O crepúsculo faz chorar. A beleza faz chorar. Choramos porque o crepúsculo somos nós. Somos belos e efêmeros como o crepúsculo. O crepúsculo nos dá lições sobre o nosso ser. Cecília Meireles se via nele:


"Este odor da tarde, quando começa o cansaço dos homens/ quando os pássaros têm uma voz mais longa, já de despedida,/ Declina o sol _esta é a notícia que a terra sente, na floresta e no arroio.../ E então o odor da terra é uma exalação da saudade,/ um suspiro de consolos, também, e o orvalho que as plantas formam,/ parece igual à lágrima/ e cada folha, nas árvores, é um outro rosto humano."


Amo os crepúsculos. Ajudaram-me a amar o rio, o tempo que passa. Rios e crepúsculo são a mesma coisa. A revelação poética me veio quando me percebi velho, mas descobri também que o crepúsculo morou em mim desde que eu era menino, do jeito mesmo como acontecia com o Miguilim, para quem toda manhã já era tarde. As cores e o tempo do crepúsculo me tornaram um pouco mais sábio. Para se ficar sábio é preciso ser discípulo da morte.


E o crepúsculo é o seu lugar predileto de falar conosco. Porque no crepúsculo ela nos vem vestida de beleza. Está dito nos versos de Wordsworth: "As nuvens que se ajuntam ao redor do sol que se põe/ ganham suas cores solenes/ de olhos que têm atentamente montado guarda sobre a mortalidade humana."


"Assim, talvez, na noite da vida..." O ano chega ao fim. Foi-se o imóvel lago azul de ágata. O tempo se espreme furiosamente numa garganta para o mergulho no escuro. Seria o tempo para a metamorfose dos vôos, os círculos se transformando em flechas. Mas a impressão que tenho é que as pessoas caminham de costas para o poente.

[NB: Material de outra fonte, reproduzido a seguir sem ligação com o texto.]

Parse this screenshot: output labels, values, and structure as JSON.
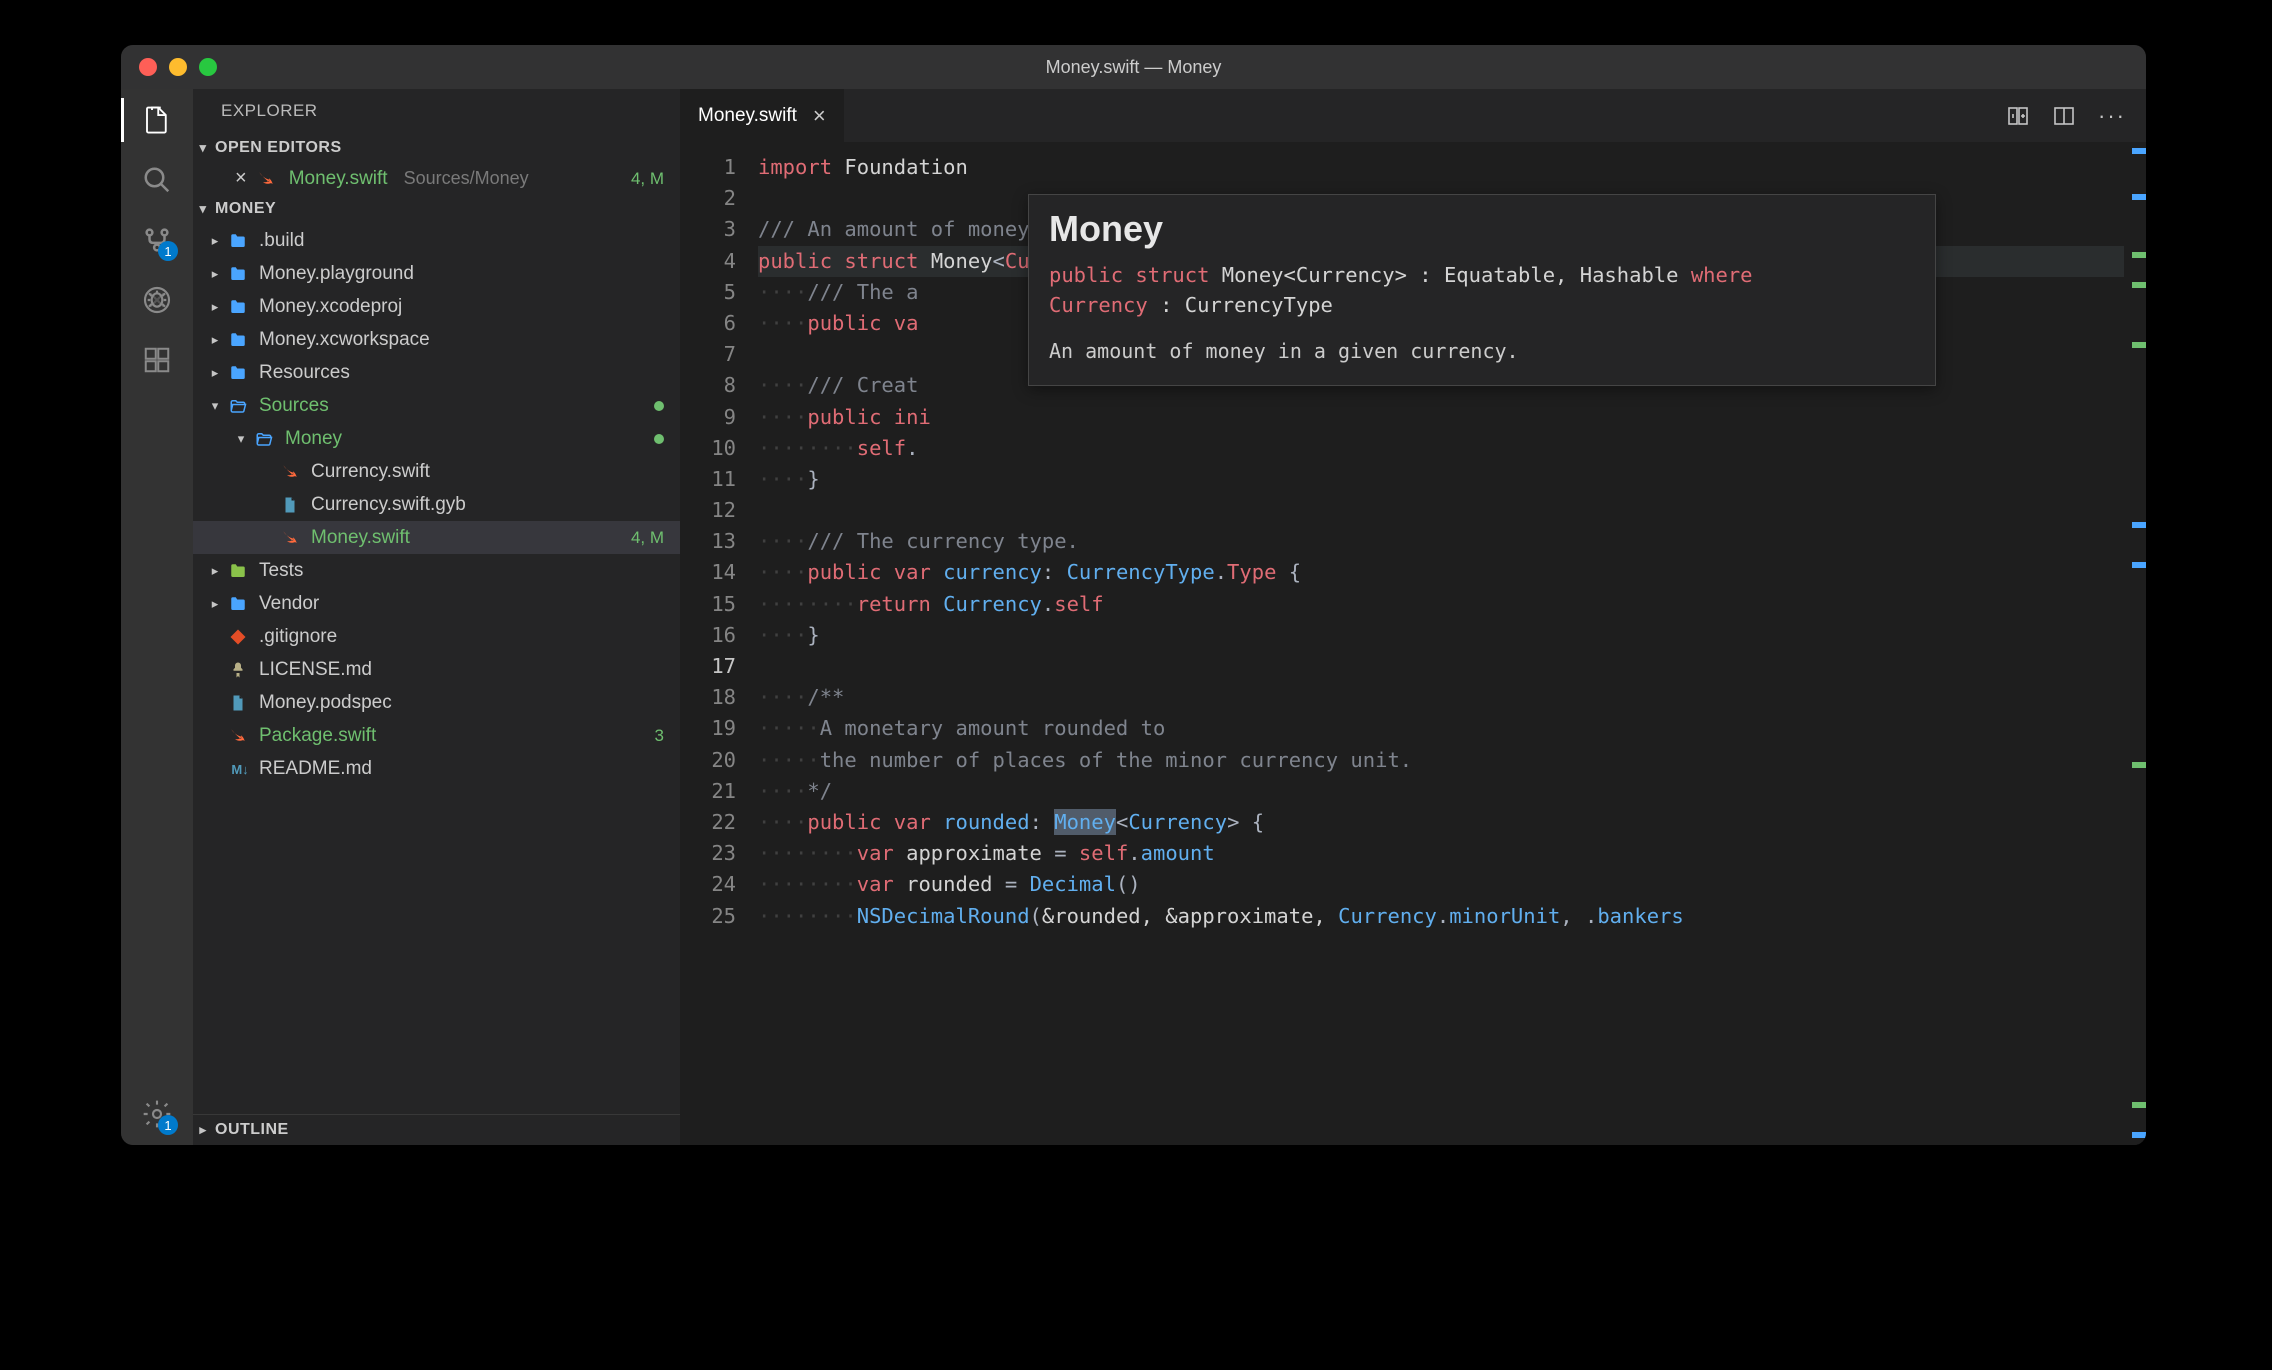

Amam as cores do crepúsculo, mas temem o que elas dizem. O "Angelus" as deprime, e até inventaram uma liturgia crepuscular chamada "happy hour", cujo objetivo é exorcizar as cores solenes das nuvens que se ajuntam ao redor do sol que se põe, liturgia que no fim do ano vem com o nome de réveillon. Quanto a mim, preferirei aprender dos rios e dos crepúsculos.


São apenas duas as coisas que a morte nos diz, de sua beleza crepuscular, resumo de toda sabedoria: "Tempus Fugit". Portanto, "Carpe Diem". Quem sabe isso voa como os pássaros ao cair da noite.


RUBEM ALVES, escritor e psicanalista, é professor emérito da Unicamp (Universidade Estadual de Campinas).
publicado na Folha de São Paulo, edição de 31-12-1995.